Super-storm Sandy has prompted much hand-wringing about extreme weather events caused by man-made disruption to the climate system.
But many experts say the worst impacts of global warming will be progressive, not monster single events.
Like the lobster that is slowly cooked to death in a pan of water but doesn't know it, these accumulating threats easily pass under the political radar.
Some specialists foresee repeated droughts that hit the world's bread-basket regions, forcing up the price of cereals and millions of poor people into famine.
"In low-lying areas where you have massive numbers of people living within a metre (3.25 feet) of sea level, like Bangladesh, it means that the land that sustains their lives disappears, and you have hundreds of millions of climate refugees," warns Grant Foster of US climate consultancy Tempo Analytics.
"That can lead to resource wars and all kinds of conflicts."
Then there is the threat from space rocks.
"We have that pretty well under control but it could be nasty if we slipped up," says Bell Burnell.
A familiar nightmare is of the rogue asteroid or comet that smacks into Earth, creating vast fires whose dust would rise into the stratosphere and linger there for years, cooling the planet and shrivelling the vegetation on which land life depends.
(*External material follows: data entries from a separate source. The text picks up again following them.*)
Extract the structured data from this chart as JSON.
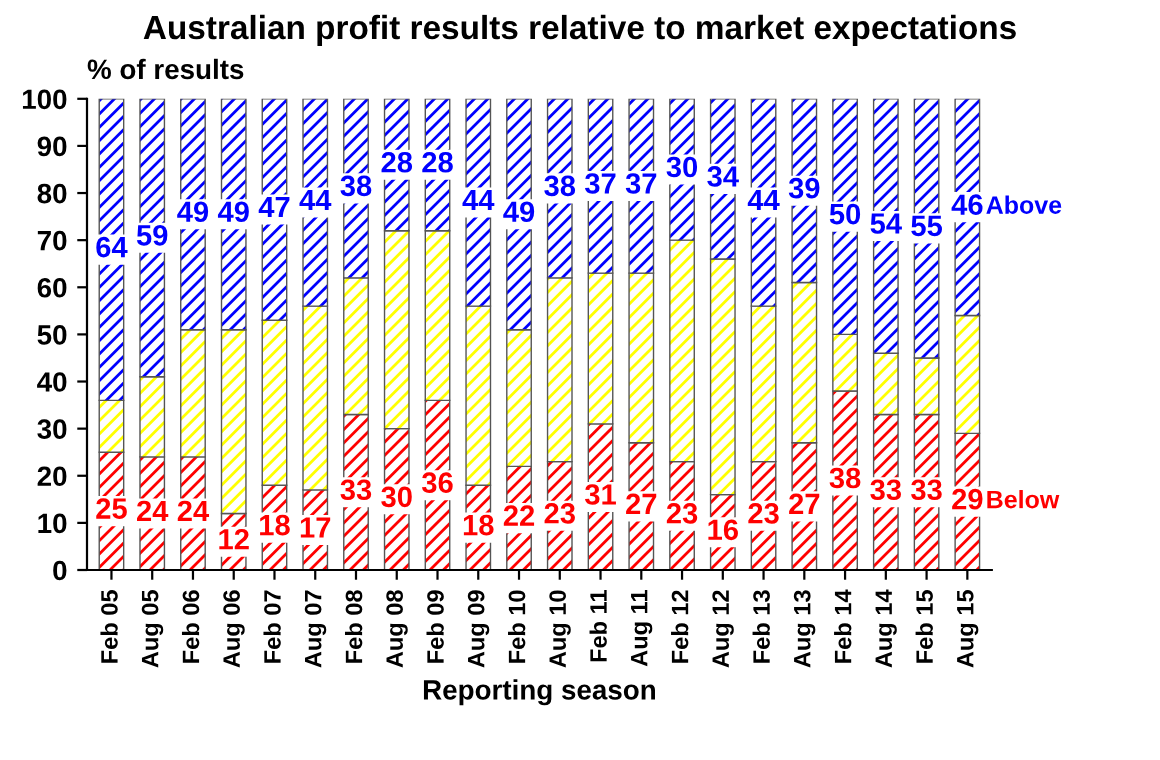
{
  "chart_data": {
    "type": "bar",
    "stacked": true,
    "title": "Australian profit results relative to market expectations",
    "ylabel": "% of results",
    "xlabel": "Reporting season",
    "categories": [
      "Feb 05",
      "Aug 05",
      "Feb 06",
      "Aug 06",
      "Feb 07",
      "Aug 07",
      "Feb 08",
      "Aug 08",
      "Feb 09",
      "Aug 09",
      "Feb 10",
      "Aug 10",
      "Feb 11",
      "Aug 11",
      "Feb 12",
      "Aug 12",
      "Feb 13",
      "Aug 13",
      "Feb 14",
      "Aug 14",
      "Feb 15",
      "Aug 15"
    ],
    "series": [
      {
        "name": "Below",
        "color": "#ff0000",
        "values": [
          25,
          24,
          24,
          12,
          18,
          17,
          33,
          30,
          36,
          18,
          22,
          23,
          31,
          27,
          23,
          16,
          23,
          27,
          38,
          33,
          33,
          29
        ],
        "value_labels": [
          "25",
          "24",
          "24",
          "12",
          "18",
          "17",
          "33",
          "30",
          "36",
          "18",
          "22",
          "23",
          "31",
          "27",
          "23",
          "16",
          "23",
          "27",
          "38",
          "33",
          "33",
          "29"
        ]
      },
      {
        "color": "#ffff00",
        "values": [
          11,
          17,
          27,
          39,
          35,
          39,
          29,
          42,
          36,
          38,
          29,
          39,
          32,
          36,
          47,
          50,
          33,
          34,
          12,
          13,
          12,
          25
        ]
      },
      {
        "name": "Above",
        "color": "#0000ff",
        "values": [
          64,
          59,
          49,
          49,
          47,
          44,
          38,
          28,
          28,
          44,
          49,
          38,
          37,
          37,
          30,
          34,
          44,
          39,
          50,
          54,
          55,
          46
        ],
        "value_labels": [
          "64",
          "59",
          "49",
          "49",
          "47",
          "44",
          "38",
          "28",
          "28",
          "44",
          "49",
          "38",
          "37",
          "37",
          "30",
          "34",
          "44",
          "39",
          "50",
          "54",
          "55",
          "46"
        ]
      }
    ],
    "ylim": [
      0,
      100
    ],
    "yticks": [
      0,
      10,
      20,
      30,
      40,
      50,
      60,
      70,
      80,
      90,
      100
    ],
    "grid": false,
    "legend": false
  }
}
In such a way was ended the reign of the dinosaurs, 65 million years ago.
A US-led initiative is monitoring the skies for the biggest asteroids.
But less well-mapped are smaller ones, capable of wiping out a city or region. There are also comets that are undocumented because they return to our neighbourhood on a span of centuries.
In the Cold War, scientists feared a "nuclear winter" from an all-out war between the United States and the Soviet Union.
But recent calculations suggest this scenario could occur even from a limited nuclear exchange at regional level.
A study reported in Scientific American in 2009 found that fires from 100 Hiroshima-sized warheads detonated by India and Pakistan would generate at least five megatonnes of smoke.
"Within nine days the soot would extend around the globe," it said.
"After 49 days, the particles would blanket the inhabited Earth, blocking enough sunlight that skies would look overcast perpetually, everywhere."